Fishing Tips


Posted 3/17/2011

Much in the same way boating has been improved through the use of modern, digital technology so too has fishing. Advanced technologies, like Yamaha’s Command Link Plus® digital engine monitoring and operating systems have revolutionized the way operator and engines interface. Improvements in the amount and quality of the data available through the gauge package combined with electronic controls result in improved vessel operation, enhanced fuel efficiency and safety. Similarly, improvements in navigational and fishing electronics can make fishing more productive and enjoyable, and also help reduce fuel expenditures. Just like the GPS in your car, the GPS chart plotter in your boat can be used to plan your fishing day so you can fish more and burn less. 

Let’s look at a two different fishing trips we took last year as examples. One was a day of inshore bottom fishing for blackfish off the Mid Atlantic. The planning started the evening before with the on-board chart plotter.

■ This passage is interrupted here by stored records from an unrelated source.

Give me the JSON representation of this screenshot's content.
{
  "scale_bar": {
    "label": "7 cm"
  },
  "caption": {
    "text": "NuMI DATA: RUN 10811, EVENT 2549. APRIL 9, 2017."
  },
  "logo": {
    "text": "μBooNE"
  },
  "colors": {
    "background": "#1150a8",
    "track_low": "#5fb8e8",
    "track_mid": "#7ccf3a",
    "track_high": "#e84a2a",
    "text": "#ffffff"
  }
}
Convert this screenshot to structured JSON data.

Knowing that blackfish will be found in shallow water early in the fall and then move deeper as the water temperature drops, we decided to concentrate on structure in 30 to 55 feet. Blackfish live and feed around natural hard bottom, old wrecks and manmade reefs, and there are plenty of these spots saved as waypoints in my plotter memory. If you do not have a library of fishing spots there are books, websites and artificial reef reference guides that can help you build one. I selected ten waypoints and plugged them into the route function of the plotter and was done. 

When we pulled away from the dock the next day, we navigated directly to the closest waypoint, dropped anchor and started fishing. The action was slow so after an hour we moved to the second waypoint in slightly deeper water, and the action improved. After an hour and a few fish in the cooler, we made one last move to an even deeper piece of structure and the fishing proved excellent. We did not move again for the rest of the day, although there were six more waypoints in the route just in case. When it was time to head home, we punched in the waypoint for the inlet. We ended up burning a minimum of fuel while enjoying a great day on the water.

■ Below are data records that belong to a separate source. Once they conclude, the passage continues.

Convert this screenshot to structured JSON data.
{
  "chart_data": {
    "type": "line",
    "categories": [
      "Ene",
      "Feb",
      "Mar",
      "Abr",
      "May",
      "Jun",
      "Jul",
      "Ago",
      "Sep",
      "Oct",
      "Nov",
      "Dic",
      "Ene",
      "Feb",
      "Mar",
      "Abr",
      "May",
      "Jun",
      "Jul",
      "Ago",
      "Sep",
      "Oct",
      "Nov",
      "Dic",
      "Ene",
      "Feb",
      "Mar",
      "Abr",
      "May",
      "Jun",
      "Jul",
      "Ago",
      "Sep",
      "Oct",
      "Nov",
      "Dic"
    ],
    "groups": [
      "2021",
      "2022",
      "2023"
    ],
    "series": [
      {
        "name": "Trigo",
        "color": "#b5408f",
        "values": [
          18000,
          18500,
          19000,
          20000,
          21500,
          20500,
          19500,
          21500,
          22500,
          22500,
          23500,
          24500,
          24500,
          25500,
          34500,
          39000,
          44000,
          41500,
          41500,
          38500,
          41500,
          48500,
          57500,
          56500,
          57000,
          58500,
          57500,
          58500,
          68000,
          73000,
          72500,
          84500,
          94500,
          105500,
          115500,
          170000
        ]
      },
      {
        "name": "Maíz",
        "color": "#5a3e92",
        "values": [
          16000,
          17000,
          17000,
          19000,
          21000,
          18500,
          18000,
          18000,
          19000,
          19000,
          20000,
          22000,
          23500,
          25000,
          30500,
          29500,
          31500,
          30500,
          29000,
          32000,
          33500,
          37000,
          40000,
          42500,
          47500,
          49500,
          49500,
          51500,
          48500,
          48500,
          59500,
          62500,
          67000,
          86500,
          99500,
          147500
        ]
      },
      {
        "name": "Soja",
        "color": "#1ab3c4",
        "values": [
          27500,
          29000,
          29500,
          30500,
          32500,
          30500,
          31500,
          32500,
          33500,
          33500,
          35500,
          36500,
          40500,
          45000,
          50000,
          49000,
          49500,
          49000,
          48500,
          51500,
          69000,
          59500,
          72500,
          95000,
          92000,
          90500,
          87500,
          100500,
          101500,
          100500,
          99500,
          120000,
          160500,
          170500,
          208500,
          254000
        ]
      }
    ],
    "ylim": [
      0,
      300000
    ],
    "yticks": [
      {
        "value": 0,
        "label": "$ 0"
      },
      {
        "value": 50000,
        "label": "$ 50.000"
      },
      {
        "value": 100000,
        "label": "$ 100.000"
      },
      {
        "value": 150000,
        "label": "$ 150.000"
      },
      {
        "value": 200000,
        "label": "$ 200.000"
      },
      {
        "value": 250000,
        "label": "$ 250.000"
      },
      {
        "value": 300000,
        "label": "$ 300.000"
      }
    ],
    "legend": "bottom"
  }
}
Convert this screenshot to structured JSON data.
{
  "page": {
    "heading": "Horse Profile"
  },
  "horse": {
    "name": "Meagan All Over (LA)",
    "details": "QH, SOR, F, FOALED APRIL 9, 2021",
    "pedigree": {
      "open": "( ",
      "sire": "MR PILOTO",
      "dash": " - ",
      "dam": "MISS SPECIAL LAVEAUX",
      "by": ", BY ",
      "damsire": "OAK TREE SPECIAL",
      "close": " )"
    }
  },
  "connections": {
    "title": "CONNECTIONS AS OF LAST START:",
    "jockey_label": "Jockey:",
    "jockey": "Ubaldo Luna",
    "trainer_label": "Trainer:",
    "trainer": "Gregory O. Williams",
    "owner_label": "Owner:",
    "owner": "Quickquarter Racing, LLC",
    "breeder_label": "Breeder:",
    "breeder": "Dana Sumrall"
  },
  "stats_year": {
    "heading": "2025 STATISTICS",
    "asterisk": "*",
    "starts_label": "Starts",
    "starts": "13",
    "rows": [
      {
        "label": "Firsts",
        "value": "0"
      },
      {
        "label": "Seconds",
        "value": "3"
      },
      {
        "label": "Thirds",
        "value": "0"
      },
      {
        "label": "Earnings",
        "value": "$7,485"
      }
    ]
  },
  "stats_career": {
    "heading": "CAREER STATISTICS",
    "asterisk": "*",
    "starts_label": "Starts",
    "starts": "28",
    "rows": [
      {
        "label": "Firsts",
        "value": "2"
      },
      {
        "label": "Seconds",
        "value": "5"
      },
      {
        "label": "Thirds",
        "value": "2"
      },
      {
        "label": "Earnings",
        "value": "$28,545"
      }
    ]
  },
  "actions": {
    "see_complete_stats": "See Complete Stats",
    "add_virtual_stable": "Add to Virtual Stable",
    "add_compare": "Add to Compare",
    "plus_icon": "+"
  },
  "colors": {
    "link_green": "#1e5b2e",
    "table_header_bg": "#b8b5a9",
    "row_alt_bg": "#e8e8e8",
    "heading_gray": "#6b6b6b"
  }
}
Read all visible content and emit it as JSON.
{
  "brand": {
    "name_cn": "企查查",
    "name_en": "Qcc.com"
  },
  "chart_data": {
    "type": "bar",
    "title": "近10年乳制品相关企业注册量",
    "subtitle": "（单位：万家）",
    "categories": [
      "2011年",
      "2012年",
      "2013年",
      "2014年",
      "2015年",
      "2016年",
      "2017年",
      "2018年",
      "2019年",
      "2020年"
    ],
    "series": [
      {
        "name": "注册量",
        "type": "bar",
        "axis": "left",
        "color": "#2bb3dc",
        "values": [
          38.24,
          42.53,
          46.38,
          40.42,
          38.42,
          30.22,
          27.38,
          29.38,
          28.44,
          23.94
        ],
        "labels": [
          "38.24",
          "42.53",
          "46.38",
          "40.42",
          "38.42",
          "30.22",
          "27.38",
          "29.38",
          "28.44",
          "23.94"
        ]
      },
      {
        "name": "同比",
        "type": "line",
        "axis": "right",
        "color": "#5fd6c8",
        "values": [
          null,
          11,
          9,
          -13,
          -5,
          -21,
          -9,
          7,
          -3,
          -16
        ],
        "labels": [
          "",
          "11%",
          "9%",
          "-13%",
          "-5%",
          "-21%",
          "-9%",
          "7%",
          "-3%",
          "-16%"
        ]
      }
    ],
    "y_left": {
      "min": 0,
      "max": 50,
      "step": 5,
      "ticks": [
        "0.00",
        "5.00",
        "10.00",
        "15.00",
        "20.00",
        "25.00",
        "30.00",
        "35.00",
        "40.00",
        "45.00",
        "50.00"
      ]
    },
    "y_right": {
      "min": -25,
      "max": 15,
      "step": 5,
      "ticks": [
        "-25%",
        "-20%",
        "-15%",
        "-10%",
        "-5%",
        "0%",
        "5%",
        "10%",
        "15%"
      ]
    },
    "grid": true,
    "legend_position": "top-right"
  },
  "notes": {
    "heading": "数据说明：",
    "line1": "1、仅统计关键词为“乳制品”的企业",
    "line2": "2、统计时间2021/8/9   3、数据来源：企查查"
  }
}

The second example was an offshore trip for bluefin tuna. The distance to travel was considerably longer, so planning was even more important. We called friends who had been out recently to see where they had caught fish. Knowing that bluefin are not structure dependent, but the tiny sand eels they like to eat are attracted to large sandy high spots on the ocean bottom, we powered up the chart plotter and zoomed to the general area where the fish had been caught. Then we started saving all the nearby sand lumps on the chart as waypoints. 

The next day we made the 48 mile run offshore to the initial lump and found no bait with the fish finder, so we moved from one high spot to another in an expanding radius around the first until five miles and four spots later the sonar screen lit up with a cloud of sand eels. Within 30 minutes, we hooked the first of several nice tuna. By planning our search pattern before we ever left the dock, we were able to do a more efficient job of locating the same baitfish the tuna were looking for and we burned less fuel doing it. The savings realized were significant.

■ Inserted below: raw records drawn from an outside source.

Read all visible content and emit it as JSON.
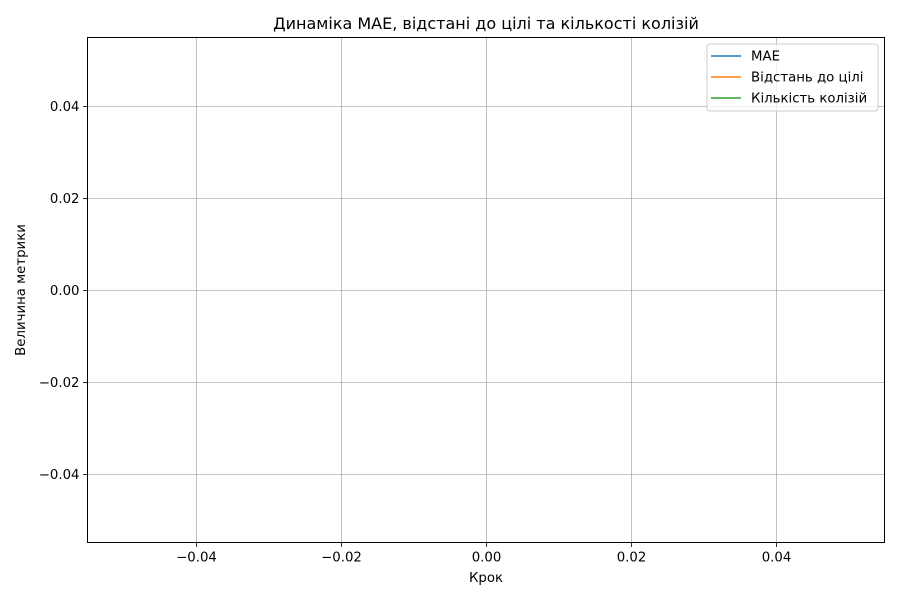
{
  "chart_data": {
    "type": "line",
    "title": "Динаміка MAE, відстані до цілі та кількості колізій",
    "xlabel": "Крок",
    "ylabel": "Величина метрики",
    "xlim": [
      -0.055,
      0.055
    ],
    "ylim": [
      -0.055,
      0.055
    ],
    "xticks": [
      -0.04,
      -0.02,
      0.0,
      0.02,
      0.04
    ],
    "yticks": [
      -0.04,
      -0.02,
      0.0,
      0.02,
      0.04
    ],
    "xtick_labels": [
      "−0.04",
      "−0.02",
      "0.00",
      "0.02",
      "0.04"
    ],
    "ytick_labels": [
      "−0.04",
      "−0.02",
      "0.00",
      "0.02",
      "0.04"
    ],
    "grid": true,
    "legend_position": "upper right",
    "series": [
      {
        "name": "MAE",
        "color": "#1f77b4",
        "x": [],
        "y": []
      },
      {
        "name": "Відстань до цілі",
        "color": "#ff7f0e",
        "x": [],
        "y": []
      },
      {
        "name": "Кількість колізій",
        "color": "#2ca02c",
        "x": [],
        "y": []
      }
    ]
  }
}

Using navigational and fish finding sonar is not hard or time consuming, and the best part of it is a lot of the newer gear is easier to use than ever. Laying in a route on the newest touch screen units requires little more than putting your finger on the spot where you want to go, pressing the save button and then going on to the next spot until you have them laid out in a string. Start doing a better job of planning your fishing days, and you’ll be catching more and burning less in no time.